Sensex crashes over 750 points, Nifty below 10,300; over Rs 3 lakh crore investor wealth wiped out
The BSE Sensex slumped over 750 points to end at a six-month low and the Nifty ended below the 10,300 mark Thursday as global indices witnessed across-the-board losses after investor sentiment was hit by heavy sell-off in world markets.
Continuous outflows by foreign funds also added to investor woes.
The BSE Sensex which commenced with a gap down opening, cracked over 1,000 points, breaching the 34,000-mark and hit a low of 33,723.53, before staging a partial recovery to touch a high of 34,325.09 in afternoon trade, It finally ended 759.74 points, or 2.19 per cent, lower at 34,001.15 - the lowest closing since April 11, reported PTI.
The Sensex had gained 461.42 points Wednesday.
“The sell-off was in sync with the slide in Asian markets after a sharp fall in the US equities on Wednesday. Rising US interest rates, and US-China trade tension will likely hurt corporate profits.” Vinod Nair, Head of Research, Geojit Financial Services told IANS.
Also, International Monetary Fund head Christine Lagarde’s comments that stock market valuations had been “extremely high”, triggered the meltdown in the US markets, and spilled over to Asia on Thursday.
At one point, the Sensex had crashed 1,000 points, before recouping some of the losses on value buying. The plunge eroded investor wealth got eroded by over Rs 3 lakh crore, reported PTI.
Heavy selling was witnessed in banking, IT, metals, auto and capital goods stocks. All 19 sector-based indices on the BSE, except the energy index, traded in the red. Led by the sharp carnage in equities, the market capitalisation of BSE-listed companies slumped Rs 3,05,625.87 crore to Rs 1,35,59,695.82 crore in late morning trade.
At 2.15 p.m., NSE’s Nifty traded at 10,240.30, down 219.80 points or 2.10 per cent from its Wednesday’s close.
The S&P BSE Sensex, which had opened at 34,063.82, traded at 33,967.32, down 793.57 points or 2.28 per cent. On Thursday, it had touched a high of 34,325.18 and a low of 33,723.53.
“This is a continuation of the sharp fall we have witnessed in the stock prices over the last couple of weeks (except for one or two days of exception).
“While most of the earlier fall could be attributed largely to domestic factors – be it the IL&FS effect and fears of contagion thereon, or the ever increasing fuel prices due to the combined effect of weakening rupee and rising global crude prices etc – the reason for the fall this morning is clearly global,” said Dheeraj Singh, head of Investments, Taurus Asset Management Co Ltd, as per PTI.
At around 2 p.m., the Indian rupee was trading at 74.17 per US dollar, after slumping to a new low of 74.48. The rupee had opened at 74.31 at the Inter-Bank Foreign Exchange Market.
Attributing the slump in stock and currency markets to external factors, a finance ministry official Thursday said more steps will be taken to check current account deficit (CAD) and hoped that the rupee would appreciate.

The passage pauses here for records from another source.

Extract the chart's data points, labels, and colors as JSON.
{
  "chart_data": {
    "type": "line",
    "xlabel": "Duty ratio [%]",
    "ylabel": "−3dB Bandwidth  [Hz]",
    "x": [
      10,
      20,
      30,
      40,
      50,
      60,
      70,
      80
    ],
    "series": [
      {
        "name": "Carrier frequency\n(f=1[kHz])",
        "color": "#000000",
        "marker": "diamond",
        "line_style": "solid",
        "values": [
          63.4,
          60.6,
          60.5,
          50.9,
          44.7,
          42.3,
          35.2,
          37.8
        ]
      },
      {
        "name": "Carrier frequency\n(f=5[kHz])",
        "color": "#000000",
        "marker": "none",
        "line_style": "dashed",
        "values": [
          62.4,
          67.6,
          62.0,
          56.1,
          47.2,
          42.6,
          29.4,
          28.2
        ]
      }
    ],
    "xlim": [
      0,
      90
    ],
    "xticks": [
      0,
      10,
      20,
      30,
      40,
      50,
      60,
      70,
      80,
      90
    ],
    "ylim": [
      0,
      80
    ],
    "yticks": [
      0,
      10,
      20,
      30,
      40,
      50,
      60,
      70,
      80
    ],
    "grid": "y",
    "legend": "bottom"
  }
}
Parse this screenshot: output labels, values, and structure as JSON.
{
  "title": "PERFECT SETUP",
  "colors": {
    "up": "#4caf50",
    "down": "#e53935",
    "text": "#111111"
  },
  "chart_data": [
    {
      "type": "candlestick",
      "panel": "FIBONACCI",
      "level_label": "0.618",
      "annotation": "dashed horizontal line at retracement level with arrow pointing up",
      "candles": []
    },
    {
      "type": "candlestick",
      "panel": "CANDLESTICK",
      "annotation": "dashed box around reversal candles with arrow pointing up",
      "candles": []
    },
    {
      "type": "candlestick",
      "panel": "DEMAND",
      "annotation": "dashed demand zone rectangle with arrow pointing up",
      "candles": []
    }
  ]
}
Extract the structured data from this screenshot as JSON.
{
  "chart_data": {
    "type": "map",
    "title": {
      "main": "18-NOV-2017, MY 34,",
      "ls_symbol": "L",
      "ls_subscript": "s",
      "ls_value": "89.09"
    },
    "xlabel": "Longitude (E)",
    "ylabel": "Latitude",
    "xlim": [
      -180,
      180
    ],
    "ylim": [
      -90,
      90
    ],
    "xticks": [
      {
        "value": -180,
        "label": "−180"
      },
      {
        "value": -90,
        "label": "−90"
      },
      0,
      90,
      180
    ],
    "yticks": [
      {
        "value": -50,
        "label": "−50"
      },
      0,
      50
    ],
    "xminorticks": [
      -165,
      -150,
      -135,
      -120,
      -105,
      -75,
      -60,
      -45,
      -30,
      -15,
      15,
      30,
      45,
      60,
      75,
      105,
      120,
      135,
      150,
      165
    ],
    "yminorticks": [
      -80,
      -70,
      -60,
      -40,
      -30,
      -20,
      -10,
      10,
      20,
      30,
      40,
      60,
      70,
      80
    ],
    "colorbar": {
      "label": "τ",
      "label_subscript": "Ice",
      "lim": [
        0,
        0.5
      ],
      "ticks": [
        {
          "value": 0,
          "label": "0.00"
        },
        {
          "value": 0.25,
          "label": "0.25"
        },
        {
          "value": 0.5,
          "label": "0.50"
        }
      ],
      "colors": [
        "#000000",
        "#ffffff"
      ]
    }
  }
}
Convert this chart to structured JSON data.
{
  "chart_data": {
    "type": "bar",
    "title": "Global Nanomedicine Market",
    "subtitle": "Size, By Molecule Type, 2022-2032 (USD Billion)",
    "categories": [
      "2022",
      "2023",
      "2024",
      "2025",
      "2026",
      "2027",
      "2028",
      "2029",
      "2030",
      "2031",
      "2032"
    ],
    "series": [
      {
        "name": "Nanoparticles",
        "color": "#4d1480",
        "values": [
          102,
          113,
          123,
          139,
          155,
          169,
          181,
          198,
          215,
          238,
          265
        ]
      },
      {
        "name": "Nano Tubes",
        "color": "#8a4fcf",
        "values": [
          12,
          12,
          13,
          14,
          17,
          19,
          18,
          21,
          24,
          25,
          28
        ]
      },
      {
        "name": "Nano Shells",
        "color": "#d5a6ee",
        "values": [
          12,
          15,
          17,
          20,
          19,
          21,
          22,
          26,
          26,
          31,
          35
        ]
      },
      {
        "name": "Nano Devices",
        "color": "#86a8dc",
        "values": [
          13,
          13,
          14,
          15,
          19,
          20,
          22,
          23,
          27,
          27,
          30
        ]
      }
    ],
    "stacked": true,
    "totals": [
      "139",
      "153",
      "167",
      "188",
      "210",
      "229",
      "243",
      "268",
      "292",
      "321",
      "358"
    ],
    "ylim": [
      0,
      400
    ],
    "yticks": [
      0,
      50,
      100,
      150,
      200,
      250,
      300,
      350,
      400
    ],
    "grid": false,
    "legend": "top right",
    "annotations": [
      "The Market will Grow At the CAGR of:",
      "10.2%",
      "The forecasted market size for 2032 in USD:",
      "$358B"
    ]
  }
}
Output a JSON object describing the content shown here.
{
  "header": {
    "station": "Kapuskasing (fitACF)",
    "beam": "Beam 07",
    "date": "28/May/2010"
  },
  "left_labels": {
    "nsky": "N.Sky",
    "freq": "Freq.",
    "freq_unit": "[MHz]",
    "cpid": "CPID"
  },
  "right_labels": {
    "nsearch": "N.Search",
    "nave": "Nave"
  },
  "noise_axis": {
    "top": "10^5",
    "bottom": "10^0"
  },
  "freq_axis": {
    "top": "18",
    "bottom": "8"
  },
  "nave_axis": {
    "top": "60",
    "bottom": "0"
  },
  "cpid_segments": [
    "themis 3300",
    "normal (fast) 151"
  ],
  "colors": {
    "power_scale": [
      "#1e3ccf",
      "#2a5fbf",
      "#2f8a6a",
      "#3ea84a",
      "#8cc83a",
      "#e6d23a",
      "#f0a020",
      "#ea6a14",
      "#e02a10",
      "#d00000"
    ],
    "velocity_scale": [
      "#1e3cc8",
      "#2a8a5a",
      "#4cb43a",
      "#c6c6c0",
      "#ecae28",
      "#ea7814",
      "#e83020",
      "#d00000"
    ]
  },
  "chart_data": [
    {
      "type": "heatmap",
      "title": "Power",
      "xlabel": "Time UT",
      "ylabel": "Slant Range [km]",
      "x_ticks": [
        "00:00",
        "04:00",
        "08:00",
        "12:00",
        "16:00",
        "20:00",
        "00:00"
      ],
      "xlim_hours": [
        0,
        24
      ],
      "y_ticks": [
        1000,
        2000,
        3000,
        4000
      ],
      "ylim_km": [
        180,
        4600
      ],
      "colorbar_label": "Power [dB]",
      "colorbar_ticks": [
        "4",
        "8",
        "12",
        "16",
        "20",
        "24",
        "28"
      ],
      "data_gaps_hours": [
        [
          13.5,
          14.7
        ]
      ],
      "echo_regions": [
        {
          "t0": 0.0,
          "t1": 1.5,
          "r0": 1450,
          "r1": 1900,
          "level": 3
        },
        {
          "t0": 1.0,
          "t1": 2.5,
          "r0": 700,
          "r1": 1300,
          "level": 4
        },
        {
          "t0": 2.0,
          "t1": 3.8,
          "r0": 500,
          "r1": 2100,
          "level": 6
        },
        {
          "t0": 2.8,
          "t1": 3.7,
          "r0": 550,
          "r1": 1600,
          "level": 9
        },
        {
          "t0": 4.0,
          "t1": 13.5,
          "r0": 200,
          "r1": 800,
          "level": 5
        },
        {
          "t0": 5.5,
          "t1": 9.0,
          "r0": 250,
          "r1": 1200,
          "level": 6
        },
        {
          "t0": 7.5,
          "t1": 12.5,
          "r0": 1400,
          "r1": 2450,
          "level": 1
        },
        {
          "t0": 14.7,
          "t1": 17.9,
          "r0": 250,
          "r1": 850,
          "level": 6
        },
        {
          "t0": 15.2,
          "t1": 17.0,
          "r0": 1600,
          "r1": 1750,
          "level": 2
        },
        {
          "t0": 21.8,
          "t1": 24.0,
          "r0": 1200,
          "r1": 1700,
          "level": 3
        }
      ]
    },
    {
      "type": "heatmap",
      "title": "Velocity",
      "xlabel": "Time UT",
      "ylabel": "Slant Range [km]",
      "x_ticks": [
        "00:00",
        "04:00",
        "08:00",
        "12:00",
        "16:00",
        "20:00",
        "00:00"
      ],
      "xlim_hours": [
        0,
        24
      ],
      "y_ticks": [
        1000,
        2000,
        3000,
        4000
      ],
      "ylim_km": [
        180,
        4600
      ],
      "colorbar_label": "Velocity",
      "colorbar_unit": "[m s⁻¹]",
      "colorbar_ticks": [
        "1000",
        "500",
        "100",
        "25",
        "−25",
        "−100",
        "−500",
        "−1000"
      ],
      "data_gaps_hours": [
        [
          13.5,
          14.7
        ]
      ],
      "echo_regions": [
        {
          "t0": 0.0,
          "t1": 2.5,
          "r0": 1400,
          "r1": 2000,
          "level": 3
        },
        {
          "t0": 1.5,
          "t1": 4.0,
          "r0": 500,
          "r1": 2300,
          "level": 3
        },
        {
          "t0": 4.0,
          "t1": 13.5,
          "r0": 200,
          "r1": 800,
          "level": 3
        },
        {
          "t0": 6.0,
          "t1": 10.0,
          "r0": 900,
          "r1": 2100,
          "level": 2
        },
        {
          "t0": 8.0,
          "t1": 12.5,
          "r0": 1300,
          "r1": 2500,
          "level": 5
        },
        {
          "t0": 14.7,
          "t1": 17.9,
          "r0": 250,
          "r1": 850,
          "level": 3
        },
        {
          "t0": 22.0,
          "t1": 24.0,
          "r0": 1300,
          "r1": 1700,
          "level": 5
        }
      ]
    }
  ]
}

“What happened in US yesterday had a ripple effect here today. The IMF has downgraded global growth rate, US growth rate for next year, both these had impact on markets,” the official told reporters, according to PTI.
The government will take action at an appropriate time to check widening CAD and going forward there are indications that oil prices will fall, which will have positive implications on the rupee.
“Rupee, Balance of Payments, CAD are the main worries, we have strategy in place to tackle situation. We will take action at opportune time on these issues,” the official said.
He said Indian market is still relatively stable compared with other equity markets. “The rupee may remain firm if oil prices stay range bound. We do believe that rupee should appreciate from this level,” the official added.
The rupee has lost more than 13 per cent since the beginning of 2018. The CAD, difference between inflow and outflow of foreign exchange, widened to 2.4 per cent of GDP in the April-June quarter.
The official said that the oil prices are expected to stay range bound between 79-85 dollars a barrel in the months to come and the Indian economy will gain in the US-China ‘trade war’.
Even though there are pressures on the current account deficit, the foreign exchange reserves are good enough to withstand it, he added.
“There is nothing to worry about the current market condition. Indian equity and rupee markets are impacted by external factors. Inflation is well within limits and the fundamentals of Indian economy remain strong,” the official added.
The US Dow Jones Industrial Average slumped over 800 points or 3.15 per cent Wednesday, its biggest fall since February. US President Donald Trump blamed the drop on US Federal Reserve’s decision to hike interest rates. “The Fed has gone crazy,” Trump said.
Taking cue, the Asian stock indices too witnessed selling frenzy. Japan’s Nikkei declined 4 per cent, Australia’s benchmark ASX 200 fell 2 per cent, and Hong Kong’s Hang Seng, China’s Shanghai Composite was down more than 3 per cent.